Here are the data I’m using: dat_with_soil2.csv (865.8 KB),
and code that should reproduce the problem:

dat$BAc5 <- scale(dat$BAc5)
dat$BAh5 <- scale(dat$BAh5)
dat$n_con <- scale(dat$n_con)
dat$n_het <- scale(dat$n_het)
dat$gap <- scale(dat$gap)
dat$ph <- scale(dat$ph)
dat$tec <- scale(dat$tec)
dat$org <- scale(dat$org)

full5 <- stan_glm(surv ~ 
                    n_con + n_het +
                    BAc5*gap + BAh5*gap +
                    BAc5*ph + BAh5*ph + 
                    BAc5*tec + BAh5*tec +
                    BAc5*org + BAh5*org,
                  prior = student_t(df=7, location=0, autoscale=TRUE),
                  prior_intercept = student_t(df=7, location=0, autoscale=TRUE),
                  adapt_delta = 0.99,
                  init_r = 0.1,
                  family = binomial(link = "logit"),
                  data = dat)

l_full5 <- loo(full5, k_threshold=0.7)

I hugely appreciate any guidance you might have. Thank you so much for the work you do!

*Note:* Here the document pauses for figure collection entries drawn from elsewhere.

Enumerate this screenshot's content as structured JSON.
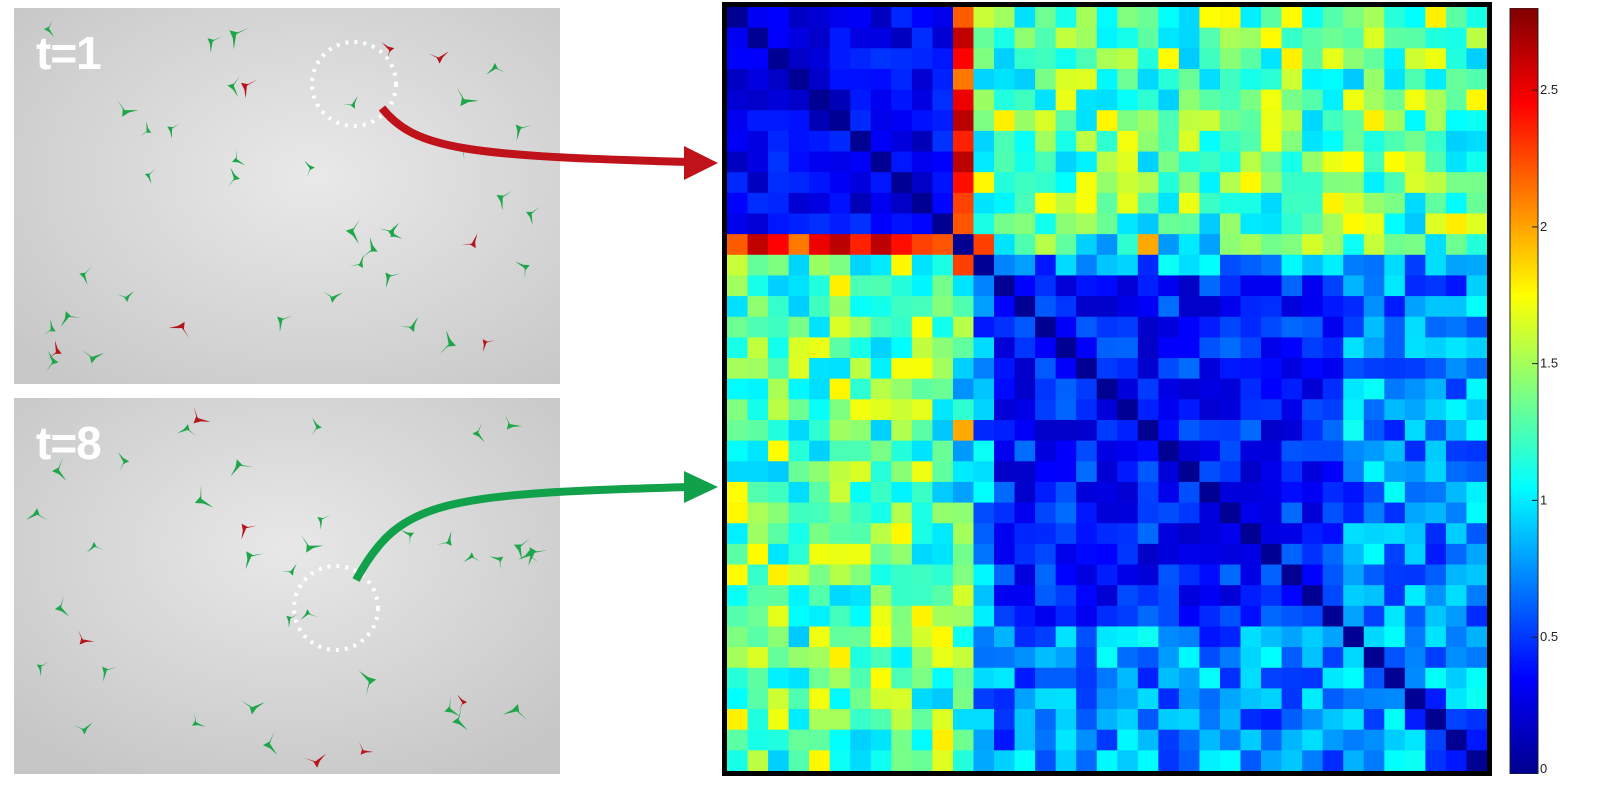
{
  "frames": [
    {
      "label": "t=1"
    },
    {
      "label": "t=8"
    }
  ],
  "colors": {
    "bird_green": "#1fa64a",
    "bird_red": "#b3151b",
    "arrow_red": "#c0121a",
    "arrow_green": "#12a14b",
    "circle": "#ffffff"
  },
  "chart_data": {
    "type": "heatmap",
    "colormap": "jet",
    "zlim": [
      0,
      2.8
    ],
    "size": 37,
    "special_index": 11,
    "block_split": 11,
    "colorbar_ticks": [
      "0",
      "0.5",
      "1",
      "1.5",
      "2",
      "2.5"
    ],
    "colorbar_tick_values": [
      0,
      0.5,
      1,
      1.5,
      2,
      2.5
    ]
  }
}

  • Operating System: Windows 10
  • rstanarm Version: 2.17.4
  • loo Version: 2.0.0
  • R Version: 3.3.1

#2

Is observation 2252 the only one where the outcome is zero?


#3

Thanks for the quick reply!
I think I might misunderstand your question - by “outcome” do you mean the response variable (survival)? If so, then no, 2252 would not be the only zero; there should be 841 zeros and 3436 ones.


#4

Hi @ABrown, I don’t think you misunderstood @bgoodri’s question. He asked that because of the particular error message you got. N[k0__] is 0, but must be greater than or equal to 1 is referring to a variable in the underlying Stan code that contains the number of 0s observed. We should catch this in the R code and throw an informative error before calling Stan so it doesn’t spit out all this jibberish.

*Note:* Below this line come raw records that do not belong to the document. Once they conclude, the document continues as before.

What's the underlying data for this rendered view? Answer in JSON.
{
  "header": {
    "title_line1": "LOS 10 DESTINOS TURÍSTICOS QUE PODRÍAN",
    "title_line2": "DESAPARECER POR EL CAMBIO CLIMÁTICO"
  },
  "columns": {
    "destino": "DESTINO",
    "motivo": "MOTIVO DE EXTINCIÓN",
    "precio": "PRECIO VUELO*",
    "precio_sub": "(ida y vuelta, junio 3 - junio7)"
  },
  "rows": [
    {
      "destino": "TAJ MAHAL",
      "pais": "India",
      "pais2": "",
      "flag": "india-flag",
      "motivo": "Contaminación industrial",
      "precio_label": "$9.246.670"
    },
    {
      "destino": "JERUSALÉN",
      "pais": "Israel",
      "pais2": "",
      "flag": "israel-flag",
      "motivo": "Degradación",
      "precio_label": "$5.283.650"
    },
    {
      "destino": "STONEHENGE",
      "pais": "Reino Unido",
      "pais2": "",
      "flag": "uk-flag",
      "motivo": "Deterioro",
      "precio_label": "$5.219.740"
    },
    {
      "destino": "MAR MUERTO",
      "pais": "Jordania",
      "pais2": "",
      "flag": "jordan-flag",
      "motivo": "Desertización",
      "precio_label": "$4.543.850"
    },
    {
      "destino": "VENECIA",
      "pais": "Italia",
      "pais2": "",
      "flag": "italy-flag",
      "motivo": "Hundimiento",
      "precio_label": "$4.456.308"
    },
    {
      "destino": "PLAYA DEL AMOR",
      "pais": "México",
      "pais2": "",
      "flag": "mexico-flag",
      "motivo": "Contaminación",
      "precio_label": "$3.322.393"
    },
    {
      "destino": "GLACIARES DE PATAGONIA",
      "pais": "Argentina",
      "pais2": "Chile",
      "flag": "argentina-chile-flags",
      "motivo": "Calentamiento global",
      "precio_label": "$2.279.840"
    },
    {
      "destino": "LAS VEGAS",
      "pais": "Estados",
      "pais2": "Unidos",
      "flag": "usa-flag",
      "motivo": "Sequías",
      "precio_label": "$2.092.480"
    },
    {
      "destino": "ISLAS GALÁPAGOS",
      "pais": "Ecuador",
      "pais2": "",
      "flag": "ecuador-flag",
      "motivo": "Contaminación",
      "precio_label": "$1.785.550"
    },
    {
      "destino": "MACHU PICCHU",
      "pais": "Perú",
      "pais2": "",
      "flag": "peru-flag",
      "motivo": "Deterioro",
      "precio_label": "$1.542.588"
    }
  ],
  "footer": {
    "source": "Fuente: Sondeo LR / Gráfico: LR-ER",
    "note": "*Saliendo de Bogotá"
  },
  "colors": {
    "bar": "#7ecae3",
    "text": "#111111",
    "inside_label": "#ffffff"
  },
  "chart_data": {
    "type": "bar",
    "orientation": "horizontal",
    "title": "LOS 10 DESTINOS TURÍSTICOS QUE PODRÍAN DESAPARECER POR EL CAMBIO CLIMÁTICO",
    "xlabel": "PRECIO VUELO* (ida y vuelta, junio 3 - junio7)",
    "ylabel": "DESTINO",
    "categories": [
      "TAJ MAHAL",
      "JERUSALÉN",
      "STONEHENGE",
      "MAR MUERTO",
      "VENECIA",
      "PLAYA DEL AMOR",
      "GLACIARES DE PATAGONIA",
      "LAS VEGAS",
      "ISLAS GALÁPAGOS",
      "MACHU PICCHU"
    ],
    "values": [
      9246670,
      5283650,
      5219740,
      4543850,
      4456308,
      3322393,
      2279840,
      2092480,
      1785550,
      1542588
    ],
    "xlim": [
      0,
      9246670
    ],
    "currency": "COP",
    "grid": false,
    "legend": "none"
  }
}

In any case, this may be a bug in rstanarm. I’ll report back when I’ve had a chance to run your code.
Thanks for sharing the data and reproducible example!


#5

Ok I figured out the problem. It’s a bug in rstanarm that should be easy to fix. There’s a line in one of the internal functions in rstanarm that is causing na.omit to be called on the data before refitting the model. When observation 2252 is left out and then na.omit is called, it turns out that there are no more 0s in the data:

table(dat$surv)

   0    1 
 841 3436 


table(na.omit(dat)$surv)

   1 
3364 

The NAs are in variables that aren’t actually included in your model formula, which shouldn’t be a problem. However, in the code used to refit the model when there is a high k value we aren’t treating those NAs differently from NAs in the variables actually used in the model (the observations are being dropped but they shouldn’t be). This should be easy to fix for the next release of rstanarm.

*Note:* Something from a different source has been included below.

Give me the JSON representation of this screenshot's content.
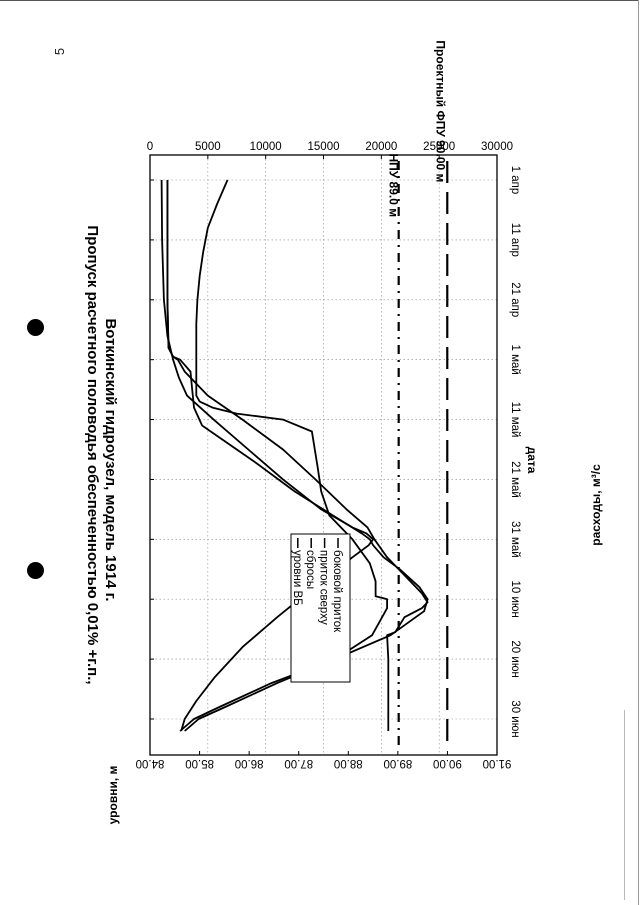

Until then you should be able to get around this problem by only including variables you use in the model formula when passing a data frame to the data argument of stan_glm(). Does that work for you?


#6

I just opened an issue for this so we get it permanently fixed:

I think that workaround I mentioned in my previous post should be a good short term solution.


#7

Yes, that makes sense @jonah. Thank you so much for your timely help!!